The culture of war is created through the imagery and language used in politics and popular entertainment in order to frame a narrative of the enemy. Islam and Muslims have been constructed as a dangerous other in Western culture. Not only do politicians – especially in the United States, Britain, Australia and New Zealand – inform the public of this enemy, this fictional reality is reinforced through journalism and entertainment in which the war is framed as inevitable and the enemy as evil.[37] This all reinforces the fantasy that this war is about fighting evil in general, and the Western soldiers that are killed are fighting for a greater good. The hyperbolic, dramatic language used in the media casts the Western world as heroes who fight the villains. CTS reflects on who this narrative of the enemy benefits. This perception that reinforces patriotism and justifications for war, profits the Western world and furthers the dominance and oppression that divides the two regions. When the motives and ideology of terrorists are largely unknown – let alone the number and whereabouts – the greater the possibility is to rely on stereotype and myth-based discourse.[41] Because the enemy is foreign (even alien) this possibility is increased due to limited knowledge and physical connection to the region. When reality falls short, the narrative of foreign peoples is shaped by "shortcuts provided by stylized imagery compounded of stories, films and our own imaginations".[41] Politicians use this to back up their dehumanized claims, so the image of the terrorist mimics Osama bin Laden with the beard, turban, black eyes and hollow glum face creating a stereotyped stigma. This enemy is merciless, believes in extreme religious values and will do anything to destroy the West. Such imagery and language degrades common humanity, and prevents us from understanding that the enemy is a human who is victimized.
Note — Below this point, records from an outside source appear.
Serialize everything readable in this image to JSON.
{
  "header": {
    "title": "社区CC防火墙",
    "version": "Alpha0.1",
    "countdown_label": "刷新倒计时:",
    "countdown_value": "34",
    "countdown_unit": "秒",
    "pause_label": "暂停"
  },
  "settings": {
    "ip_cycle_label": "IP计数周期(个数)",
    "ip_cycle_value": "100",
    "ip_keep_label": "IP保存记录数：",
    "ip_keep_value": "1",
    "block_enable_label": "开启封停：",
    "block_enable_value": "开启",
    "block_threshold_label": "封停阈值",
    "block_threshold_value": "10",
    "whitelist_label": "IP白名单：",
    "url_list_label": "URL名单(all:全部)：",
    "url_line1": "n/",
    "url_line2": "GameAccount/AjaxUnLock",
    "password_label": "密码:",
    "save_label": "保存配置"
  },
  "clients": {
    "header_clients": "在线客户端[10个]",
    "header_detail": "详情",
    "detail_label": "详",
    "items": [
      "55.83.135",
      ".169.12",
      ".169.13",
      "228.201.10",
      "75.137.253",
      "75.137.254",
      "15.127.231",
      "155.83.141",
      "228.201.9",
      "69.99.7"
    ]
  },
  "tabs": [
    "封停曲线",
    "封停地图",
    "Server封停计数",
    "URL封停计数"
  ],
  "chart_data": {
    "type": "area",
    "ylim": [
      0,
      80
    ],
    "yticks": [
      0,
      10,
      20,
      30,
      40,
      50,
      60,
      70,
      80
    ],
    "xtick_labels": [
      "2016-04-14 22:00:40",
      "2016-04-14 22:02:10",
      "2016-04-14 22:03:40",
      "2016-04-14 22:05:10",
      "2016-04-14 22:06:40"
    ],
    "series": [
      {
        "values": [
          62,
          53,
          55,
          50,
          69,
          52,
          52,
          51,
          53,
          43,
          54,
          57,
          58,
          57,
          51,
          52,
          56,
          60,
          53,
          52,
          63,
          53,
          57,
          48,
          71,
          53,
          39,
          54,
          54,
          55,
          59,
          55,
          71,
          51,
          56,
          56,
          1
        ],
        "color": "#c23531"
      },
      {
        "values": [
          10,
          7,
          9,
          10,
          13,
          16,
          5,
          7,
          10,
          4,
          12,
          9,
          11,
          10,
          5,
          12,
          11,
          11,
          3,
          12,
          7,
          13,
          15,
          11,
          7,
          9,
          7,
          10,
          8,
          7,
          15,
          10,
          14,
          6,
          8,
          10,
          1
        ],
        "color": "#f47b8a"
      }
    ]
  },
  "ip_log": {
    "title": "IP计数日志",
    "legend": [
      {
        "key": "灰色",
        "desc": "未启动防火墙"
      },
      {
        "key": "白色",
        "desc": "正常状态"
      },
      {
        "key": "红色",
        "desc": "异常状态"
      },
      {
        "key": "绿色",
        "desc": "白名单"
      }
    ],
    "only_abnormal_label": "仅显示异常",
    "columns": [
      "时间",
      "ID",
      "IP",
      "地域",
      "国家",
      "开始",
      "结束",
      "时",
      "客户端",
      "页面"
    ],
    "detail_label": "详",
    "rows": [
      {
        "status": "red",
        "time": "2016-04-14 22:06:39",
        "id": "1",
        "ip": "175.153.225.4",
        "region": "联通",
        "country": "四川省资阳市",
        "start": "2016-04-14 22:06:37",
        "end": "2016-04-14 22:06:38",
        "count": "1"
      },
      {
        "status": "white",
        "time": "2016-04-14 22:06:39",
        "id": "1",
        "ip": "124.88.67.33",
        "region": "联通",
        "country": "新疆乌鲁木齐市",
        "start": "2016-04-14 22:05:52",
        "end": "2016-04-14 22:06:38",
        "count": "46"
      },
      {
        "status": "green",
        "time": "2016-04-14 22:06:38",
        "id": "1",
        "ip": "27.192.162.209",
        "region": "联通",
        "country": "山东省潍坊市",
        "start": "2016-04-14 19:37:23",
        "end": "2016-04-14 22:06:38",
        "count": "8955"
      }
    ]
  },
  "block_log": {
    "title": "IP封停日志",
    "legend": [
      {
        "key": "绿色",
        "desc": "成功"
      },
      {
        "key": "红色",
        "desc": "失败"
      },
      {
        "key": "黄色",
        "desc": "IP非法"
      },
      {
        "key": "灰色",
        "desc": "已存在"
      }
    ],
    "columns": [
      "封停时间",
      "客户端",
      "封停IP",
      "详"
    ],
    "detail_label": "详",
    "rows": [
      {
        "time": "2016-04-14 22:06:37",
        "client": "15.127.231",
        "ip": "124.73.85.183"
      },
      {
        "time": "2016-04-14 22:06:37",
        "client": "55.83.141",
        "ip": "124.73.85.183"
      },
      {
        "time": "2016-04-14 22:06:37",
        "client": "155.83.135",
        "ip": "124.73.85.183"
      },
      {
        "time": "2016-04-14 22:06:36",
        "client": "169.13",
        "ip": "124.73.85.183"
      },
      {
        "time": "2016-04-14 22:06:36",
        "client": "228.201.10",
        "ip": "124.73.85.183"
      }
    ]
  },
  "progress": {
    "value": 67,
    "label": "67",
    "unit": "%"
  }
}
Terrorism and mobilities[edit]

John Urry was a pioneer in discussing the paradigms of mobilities within the age of terror. Per his viewpoint, terrorism operates in a world of contrasting complexities where the power, far from being static, flows. The power is mobile in the same way, its gravity-effects on the world of consumption. Terrorism divides the world in two safe and unsafe zones.[42][43][44] Over past decades, many voices alerted on the negative effects of terrorism over the industry of tourism and mobilities in developed and underdeveloped economies.[45] The emergent theories explained terrorism as an indicator of the lack of democracy, or even extreme poverty which represents a fertile ground for ethnic resentment necessary to rechannel terrorism. Since tourists are ambassadors of first World, not surprisingly they were targets of terrorist cells in zones dotted with lower levels of security.[46][47][48] However, some other scholars questioned this idea considering that tourism recovers its attraction and growth after elapsed little time from the original event;[49] or even producing "traumaescape" which means zones whipped by terrorism that becomes tourist attractions.[50] Some sociological studies focus on the concept of Thana-Tourism or Dark tourism to denote a connection of terrorism and tourist consumption.[51][52][53][54]